Monday, February 8, 2010

The Plague of Fantasies (25)

From Slavoj Žižek's The Plague of Fantasies, (London: Verso, 1997)

pp. 120-121: This is also one way of specifying the meaning of Lacan's assertion of the subject's constitutive 'decentrement': its point is not that my subjective experience is regulated by objective unconscious mechanisms which are 'decentred' with regard to my self-experience and, as such, beyond my control (a point asserted by every materialist) but, rather, something much more unsettling: I am deprived of even my most intimate 'subjective' experience, the way things 'really seem to me', that of the fundamental fantasy which constitutes and guarantees the kernel of my being, since I can never consciously experience and assume it....According to the standard view, the dimension which is constitutive of subjectivity is that of the phenomenal (self-)experience--I am a subject the moment I can say to myself: 'No matter what unknown mechanism governs my acts, perceptions and thoughts, nobody can take from me what I see and feel now.' Lacan turns this standard view around: the 'subject of the signifier' emerges only when a key aspect of the subject's phenomenal (self-)experience (his fundamental fantasy) becomes inaccessible to him; that is to say: is 'primordially repressed'. At its most radical, the Unconscious is the inaccessible phenomenon, not the objective mechanism which regulates my phenomenal experience.

p. 121: [....] fantasy is objectively subjective (it designates an innermost subjective content, a product of fantasizing, which, paradoxically, is 'desubjectivized', rendered inaccessible to the subject's immediate experience).

pp. 121-122: It would, however, be a serious misunderstanding to read this radical decentrement involved in the notion of fetishism (I am deprived of my innermost beliefs, fantasies, etc.) as 'the end of Cartesian subjectivity'. What this deprivation (i.e. the fact that a phenomenological reconstitution which would generate 'reified' belief out of the presupposed 'first-person' belief necessarily fails, the fact that substitution is original, the fact that even in the case of the most intimate beliefs, fantasies, etc., the big Other can 'do it for me') effectively undermines is the standard notion of the so-called 'Cartesian Theatre,' the notion of a central Screen of Consciousness which forms the focus of subjectivity, where (at a phenomenal level) 'things really happen'. In clear contrast, the Lacanian subject qua $, the void of self-referential negativity, is strictly correlative to the primordial decentrement: the very fact that I can be deprived of even my innermost psychic ('mental') content, that the big Other (or fetish) can laugh for me, believe for me, and so on, is what makes me $, the 'barred' subject, the pure void with no positive substantial content.

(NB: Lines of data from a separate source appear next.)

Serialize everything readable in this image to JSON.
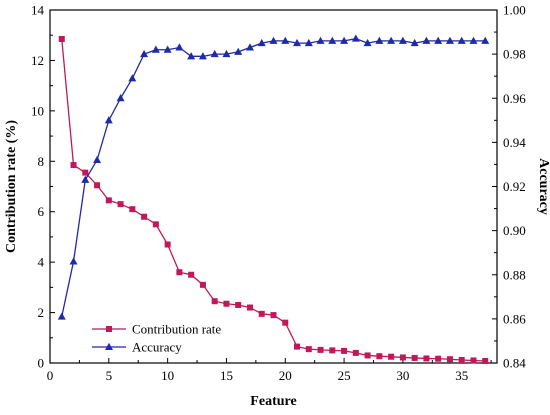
{
  "chart_data": {
    "type": "line",
    "x": [
      1,
      2,
      3,
      4,
      5,
      6,
      7,
      8,
      9,
      10,
      11,
      12,
      13,
      14,
      15,
      16,
      17,
      18,
      19,
      20,
      21,
      22,
      23,
      24,
      25,
      26,
      27,
      28,
      29,
      30,
      31,
      32,
      33,
      34,
      35,
      36,
      37
    ],
    "series": [
      {
        "name": "Contribution rate",
        "axis": "left",
        "color": "#c0185a",
        "marker": "square",
        "values": [
          12.85,
          7.85,
          7.55,
          7.05,
          6.45,
          6.3,
          6.1,
          5.8,
          5.5,
          4.7,
          3.6,
          3.5,
          3.1,
          2.45,
          2.35,
          2.3,
          2.2,
          1.95,
          1.9,
          1.6,
          0.65,
          0.55,
          0.52,
          0.5,
          0.48,
          0.4,
          0.3,
          0.27,
          0.25,
          0.22,
          0.2,
          0.18,
          0.17,
          0.15,
          0.12,
          0.1,
          0.08
        ]
      },
      {
        "name": "Accuracy",
        "axis": "right",
        "color": "#1f2aa8",
        "marker": "triangle",
        "values": [
          0.861,
          0.886,
          0.923,
          0.932,
          0.95,
          0.96,
          0.969,
          0.98,
          0.982,
          0.982,
          0.983,
          0.979,
          0.979,
          0.98,
          0.98,
          0.981,
          0.983,
          0.985,
          0.986,
          0.986,
          0.985,
          0.985,
          0.986,
          0.986,
          0.986,
          0.987,
          0.985,
          0.986,
          0.986,
          0.986,
          0.985,
          0.986,
          0.986,
          0.986,
          0.986,
          0.986,
          0.986
        ]
      }
    ],
    "xlabel": "Feature",
    "ylabel_left": "Contribution rate (%)",
    "ylabel_right": "Accuracy",
    "xlim": [
      0,
      38
    ],
    "ylim_left": [
      0,
      14
    ],
    "ylim_right": [
      0.84,
      1.0
    ],
    "xticks": [
      0,
      5,
      10,
      15,
      20,
      25,
      30,
      35
    ],
    "yticks_left": [
      0,
      2,
      4,
      6,
      8,
      10,
      12,
      14
    ],
    "yticks_right": [
      0.84,
      0.86,
      0.88,
      0.9,
      0.92,
      0.94,
      0.96,
      0.98,
      1.0
    ],
    "ytick_labels_right": [
      "0.84",
      "0.86",
      "0.88",
      "0.90",
      "0.92",
      "0.94",
      "0.96",
      "0.98",
      "1.00"
    ],
    "grid": false,
    "legend_position": "bottom-left"
  }
}
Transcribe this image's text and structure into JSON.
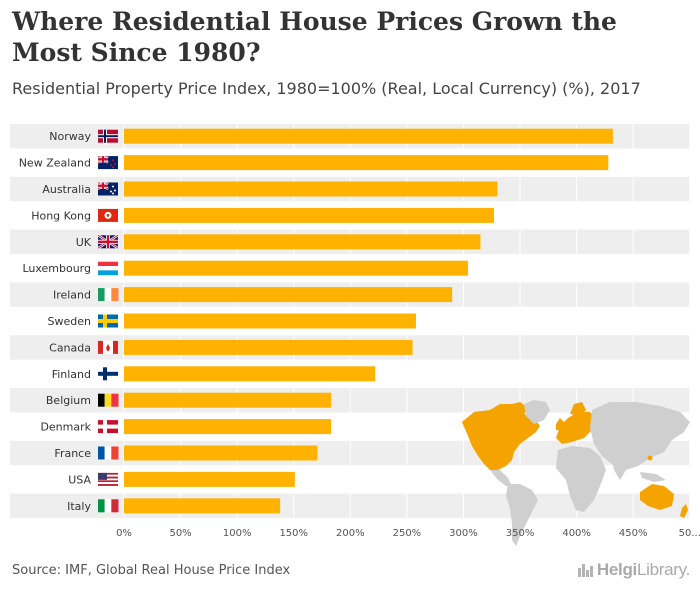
{
  "title": "Where Residential House Prices Grown the Most Since 1980?",
  "subtitle": "Residential Property Price Index, 1980=100% (Real, Local Currency) (%), 2017",
  "source": "Source: IMF, Global Real House Price Index",
  "logo": {
    "bold": "Helgi",
    "light": "Library."
  },
  "colors": {
    "bar": "#FFB300",
    "row_band": "#EEEEEE",
    "map_highlight": "#F5A300",
    "map_base": "#CFCFCF",
    "text": "#333333"
  },
  "chart_data": {
    "type": "bar",
    "orientation": "horizontal",
    "title": "Where Residential House Prices Grown the Most Since 1980?",
    "subtitle": "Residential Property Price Index, 1980=100% (Real, Local Currency) (%), 2017",
    "categories": [
      "Norway",
      "New Zealand",
      "Australia",
      "Hong Kong",
      "UK",
      "Luxembourg",
      "Ireland",
      "Sweden",
      "Canada",
      "Finland",
      "Belgium",
      "Denmark",
      "France",
      "USA",
      "Italy"
    ],
    "values": [
      432,
      428,
      330,
      327,
      315,
      304,
      290,
      258,
      255,
      222,
      183,
      183,
      171,
      151,
      138
    ],
    "xlim": [
      0,
      500
    ],
    "xticks": [
      "0%",
      "50%",
      "100%",
      "150%",
      "200%",
      "250%",
      "300%",
      "350%",
      "400%",
      "450%",
      "50..."
    ],
    "grid": true,
    "legend": "none"
  }
}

The Lacanian subject is thus empty in the radical sense of being deprived of even the most minimal phenomenological support: there is no wealth of experiences to fill in its void. And Lacan's premiss is that the Cartesian reduction of the subject to pure cogito already implies such a reduction of every substantial content, including my innermost 'mental' attitudes--the notion of 'Cartesian Theatre' as the original locus of subjectivity is already a 'reification' of the subject qua $, the pure void of negativity.

Two interconnected conclusions are thus to be drawn from this chapter. In contrast to the commonplace according to which the new media turn us into passive consumers who just stare blindly at the screen, one should claim that the so-called threat of the new media lies in the fact that they deprive us of our passivity, of our authentic passive experience, and thus prepare us for the mindless frenetic activity. In contrast to the notion that we are dealing with a subject the moment an entity displays signs of a phantasmic 'inner life' which cannot be reduced to external behaviour, one should claim that what characterizes subjectivity is rather the gap which separates the two: fantasy, at its most elementary, is inaccessible to the subject, and it is this inaccessibility which makes the subject 'empty'. We thus obtain a relationship which totally subverts the standard notion of the subject who directly experiences himself, his 'inner states': an 'impossible' relationship between the empty, non-phenomenal subject and the phenomena which forever remain 'desubjectivized', inaccessible to the subject--the very relationship registered by Lacan's formula of fantasy, $ a.